US Institute of Peace: A Very Bipartisan and Conservative Idea

March 28th, 2011

The United States Institute of Peace [USIP] is a very conservative idea — that’s why in 1784 President George Washington envisioned a ‘proper peace establishment’, and that’s why years later President Ronald Reagan signed such enabling legislation.

A genuine and sustained just peace is an economic bargain — after all, one cruise missile costs about a million dollars— plus delivery.

That’s why Republicans and Democrats have supported USIP’s formation beginning with a grass root effort in the 70’s; in ‘79, Congress’ creation of a a nine member bipartisan federal commission with the active support of the Carter administration; in ‘80 with the commission’s report to President Reagan and to both Houses of Congress; in 1984 the passage of the legislation which the President signed; and in June 2008 President George W. Bush’s ground breaking of the Institute’s permanent home.

What conservative politician couldn’t run on that record — hell, they all knew that it is war that is radical, not peace. None of the above could be truly labeled as ‘purely liberal’, yet nonetheless I guess they were all saying ‘Let’s give peace a chance.’

Some conservatives — Richard Nixon, James Baker, Ronald Reagan and many others — even talked with our enemies. Guess they were thinking ‘Talk is cheap, so let’s talk and see where it may lead’ — not a weak effort in attempts to avoid international conflicts, the loss of lives, and the costs of war itself including address of an abundance of necessary post conflict activities.
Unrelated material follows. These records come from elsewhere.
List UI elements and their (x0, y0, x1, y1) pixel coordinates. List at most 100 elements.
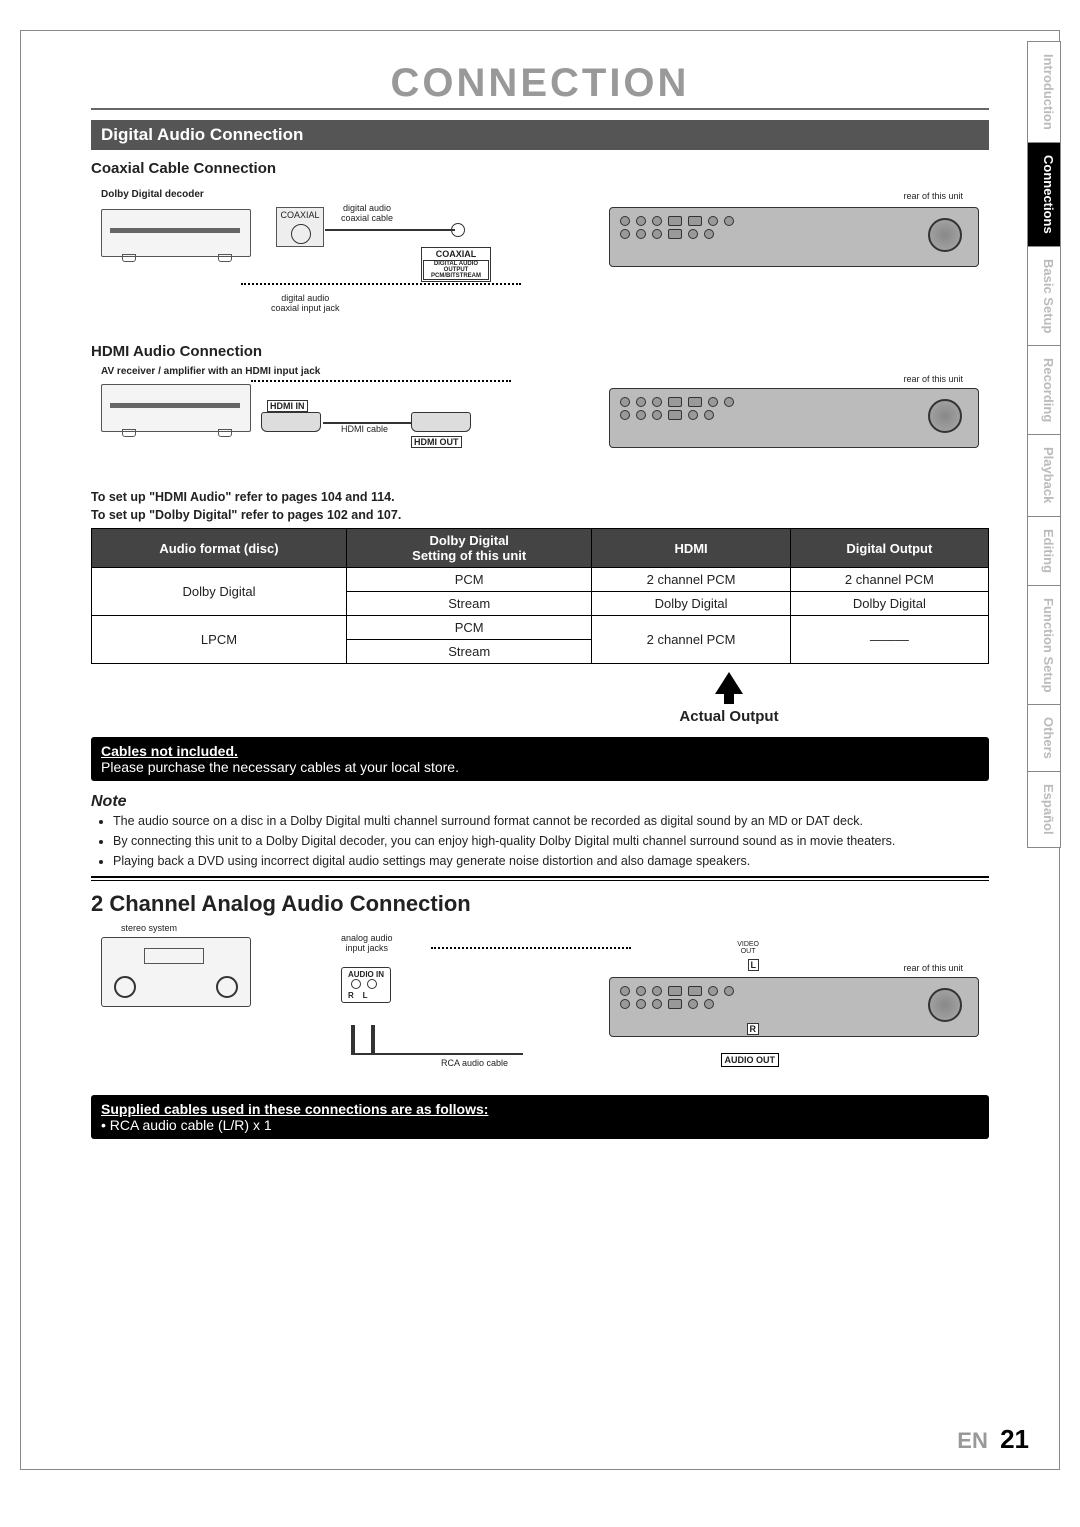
td: Dolby Digital (790, 592, 988, 616)
dotted-arrow-2 (251, 380, 511, 382)
analog-diagram: stereo system analog audio input jacks A… (91, 923, 989, 1083)
cables-band: Cables not included. Please purchase the… (91, 737, 989, 781)
rear-label-1: rear of this unit (903, 191, 963, 201)
jacks-label: analog audio input jacks (341, 933, 393, 953)
tab-connections[interactable]: Connections (1027, 142, 1061, 246)
coax-box-label: COAXIAL (277, 210, 323, 220)
note-heading: Note (91, 793, 989, 811)
cables-head: Cables not included. (101, 743, 238, 759)
rear-unit-1 (609, 207, 979, 267)
av-receiver-icon (101, 384, 251, 432)
tab-editing[interactable]: Editing (1027, 516, 1061, 585)
hdmi-diagram: AV receiver / amplifier with an HDMI inp… (91, 366, 989, 486)
coax-out-box: COAXIAL DIGITAL AUDIO OUTPUT PCM/BITSTRE… (421, 247, 491, 282)
td: 2 channel PCM (790, 568, 988, 592)
audio-format-table: Audio format (disc) Dolby Digital Settin… (91, 528, 989, 664)
l-out-label: L (748, 959, 760, 971)
decoder-icon (101, 209, 251, 257)
page: Introduction Connections Basic Setup Rec… (20, 30, 1060, 1470)
tab-introduction[interactable]: Introduction (1027, 41, 1061, 142)
setup-line-1: To set up "HDMI Audio" refer to pages 10… (91, 490, 989, 504)
page-title: CONNECTION (91, 61, 989, 108)
td: 2 channel PCM (592, 616, 790, 664)
coax-cable-label: digital audio coaxial cable (341, 203, 393, 223)
tab-espanol[interactable]: Español (1027, 771, 1061, 848)
note-item: Playing back a DVD using incorrect digit… (113, 853, 989, 870)
td: Dolby Digital (592, 592, 790, 616)
td: 2 channel PCM (592, 568, 790, 592)
r-label: R (348, 991, 354, 1000)
dotted-arrow-1 (241, 283, 521, 285)
rca-line-h (353, 1053, 523, 1055)
hdmi-in-label: HDMI IN (267, 400, 308, 412)
audio-in-box: AUDIO IN R L (341, 967, 391, 1003)
hdmi-cable-label: HDMI cable (341, 424, 388, 434)
rear-unit-2 (609, 388, 979, 448)
double-rule (91, 876, 989, 881)
audio-in-label: AUDIO IN (348, 970, 384, 979)
actual-output-pointer: Actual Output (529, 672, 929, 725)
supplied-head: Supplied cables used in these connection… (101, 1101, 488, 1117)
fan-icon (928, 218, 962, 252)
th-setting: Dolby Digital Setting of this unit (346, 529, 591, 568)
td: PCM (346, 616, 591, 640)
stereo-label: stereo system (121, 923, 177, 933)
td: Stream (346, 592, 591, 616)
td: ——— (790, 616, 988, 664)
stereo-icon (101, 937, 251, 1007)
th-dout: Digital Output (790, 529, 988, 568)
footer-page: 21 (1000, 1424, 1029, 1454)
side-tabs: Introduction Connections Basic Setup Rec… (1027, 41, 1061, 848)
rca-line-2 (371, 1025, 375, 1055)
td: Stream (346, 640, 591, 664)
td-dolby: Dolby Digital (92, 568, 347, 616)
cable-end-icon (451, 223, 465, 237)
th-hdmi: HDMI (592, 529, 790, 568)
tab-others[interactable]: Others (1027, 704, 1061, 771)
coax-out2: DIGITAL AUDIO OUTPUT PCM/BITSTREAM (423, 260, 489, 280)
rca-line-1 (351, 1025, 355, 1055)
td-lpcm: LPCM (92, 616, 347, 664)
rear-label-2: rear of this unit (903, 374, 963, 384)
fan-icon-2 (928, 399, 962, 433)
hdmi-in-port (261, 412, 321, 432)
actual-output-label: Actual Output (529, 708, 929, 725)
coax-diagram: Dolby Digital decoder COAXIAL digital au… (91, 183, 989, 333)
rca-label: RCA audio cable (441, 1058, 508, 1068)
l-label: L (363, 991, 368, 1000)
cables-body: Please purchase the necessary cables at … (101, 759, 459, 775)
hdmi-out-port (411, 412, 471, 432)
rear-unit-3 (609, 977, 979, 1037)
speaker-left-icon (114, 976, 136, 998)
decoder-label: Dolby Digital decoder (101, 189, 204, 200)
coax-cable-line (325, 229, 455, 231)
arrow-up-icon (715, 672, 743, 694)
hdmi-out-label: HDMI OUT (411, 436, 462, 448)
analog-heading: 2 Channel Analog Audio Connection (91, 891, 989, 917)
page-footer: EN 21 (957, 1424, 1029, 1455)
note-list: The audio source on a disc in a Dolby Di… (113, 813, 989, 870)
note-item: By connecting this unit to a Dolby Digit… (113, 833, 989, 850)
hdmi-heading: HDMI Audio Connection (91, 343, 989, 360)
fan-icon-3 (928, 988, 962, 1022)
digital-audio-bar: Digital Audio Connection (91, 120, 989, 150)
coax-heading: Coaxial Cable Connection (91, 160, 989, 177)
footer-lang: EN (957, 1428, 988, 1453)
arrow-stem (724, 692, 734, 704)
coax-plug: COAXIAL (276, 207, 324, 247)
speaker-right-icon (216, 976, 238, 998)
setup-line-2: To set up "Dolby Digital" refer to pages… (91, 508, 989, 522)
video-out-label: VIDEO OUT (737, 941, 759, 955)
coax-jack-label: digital audio coaxial input jack (271, 293, 340, 313)
tab-function-setup[interactable]: Function Setup (1027, 585, 1061, 705)
r-out-label: R (747, 1023, 760, 1035)
tab-playback[interactable]: Playback (1027, 434, 1061, 515)
tab-recording[interactable]: Recording (1027, 345, 1061, 434)
supplied-band: Supplied cables used in these connection… (91, 1095, 989, 1139)
dotted-arrow-3 (431, 947, 631, 949)
coax-out1: COAXIAL (423, 249, 489, 259)
tab-basic-setup[interactable]: Basic Setup (1027, 246, 1061, 345)
av-label: AV receiver / amplifier with an HDMI inp… (101, 366, 320, 377)
title-rule (91, 108, 989, 110)
th-format: Audio format (disc) (92, 529, 347, 568)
Maybe we should listen to character Colonel Potter of M*A*S*H “Sometimes I think it should be a rule of war that you have to see somebody up close, and get to know him before you can shoot him.”

Or perhaps you prefer the reflective words from General Robert E. Lee or Abraham Lincoln or Dwight David “Ike” Eisenhower who was a five-star general in the United States Army as well as our 34th President; or four-star General Andrew J. Goodpasteur who was Supreme Allied Commander of NATO from 1963 to 1969, and came out of retirement to lead the United States Military Academy at West Point; or Admiral Mike Mullen who, having served as chief of naval operations, the Navy’s highest-ranking post, became our current chairman of the Joint Chiefs of Staff in October 2007, and is the only member of Barack Obama’s national security team that the president did not personally select.

Yup — no doubt about it: Peace is a conservative idea that is preferable to war, and strong military leaders as well as seasoned diplomatic leaders don’t hesitate saying so. Wonder why so many support USIP – folks like retired four-star General Anthony Charles Zinni of the United States Marine Corps who also served as Commander in Chief of U.S. Central Command (CENTCOM); and there is Robert M. Gates, Secretary of Defense in both the Bush and Obama administrations, and who is highly respected on both sides of the aisle; and former Ambassador Samuel W. Lewis who served as US Ambassador to Israel in both Republican and Democrat administrations; and of course Senior Senator from Hawaii, the Honorable Daniel Ken “Dan” Inouye, military veteran and recipient of the United States Medal of Honor.

Without doubt our nation must have an ever ready responsive and responsible military capability — mostly as preparation to prevent war but on occasion to fight in war. Admiral Mullen recently stated that he wasn’t against all wars ‘only dumb wars’!

Whoa … maybe there is at least one folk song title that we should challenge, namely, “I Ain’t Going to Study War No More”.

Conservatively speaking I say maybe we should study both war and peace. I just got the gut feeling that we would do better if we knew better — land perhaps narrow the gap between war technology and peace technology. Maybe then we could be more effective than our past thinking regarding the Balkans, Rwanda, Sudan, Congo, Nigeria, the Ivory Coast — even Vietnam, Iraq, and Afghanistan. How about the scenarios in Egypt, Libya, Syria and Saudi Arabia?

Let me repeat myself — I have the gut feeling that we would do better if we knew better, and maybe narrow the gap between war technology and peace technology. Military leaders say both disciplines must work together hand-in hand. I agree — a very conservative idea, and I am not going to argue with such first-hand experienced people.

The Independent, nonpartisan federal institution has thrust our nation into such a search through study, research, training and direct involvement. One only has to look at United States Institute of Peace Wikipedia page to be awed at its past activities, achievements and current involvements. Those are the things for which we should be most pleased — plus its vision and future plans.

And something else, people are spellbound whenever they view the Institute’s new headquarters quasi-adjacent to the Mall as it compliments the war memorials that honor those who served and sacrificed. It says we will never abandon you — never, and we will strive to move closer to that perfect freedom both here and wherever justifiably necessary. We should be thrilled that the Institute is on the tourist track so American citizens, as well as international tourists, can acknowledge a live American symbol that doesn’t apologize for visibly declaring to strive for peace in respectable partnership with military leaders and diplomats.. Yea, the swell of patriotism within our chest, on our lips and in our hands.

Absolutely, the United States Institute for Peace is a very conservative idea. Who could not possibly support it?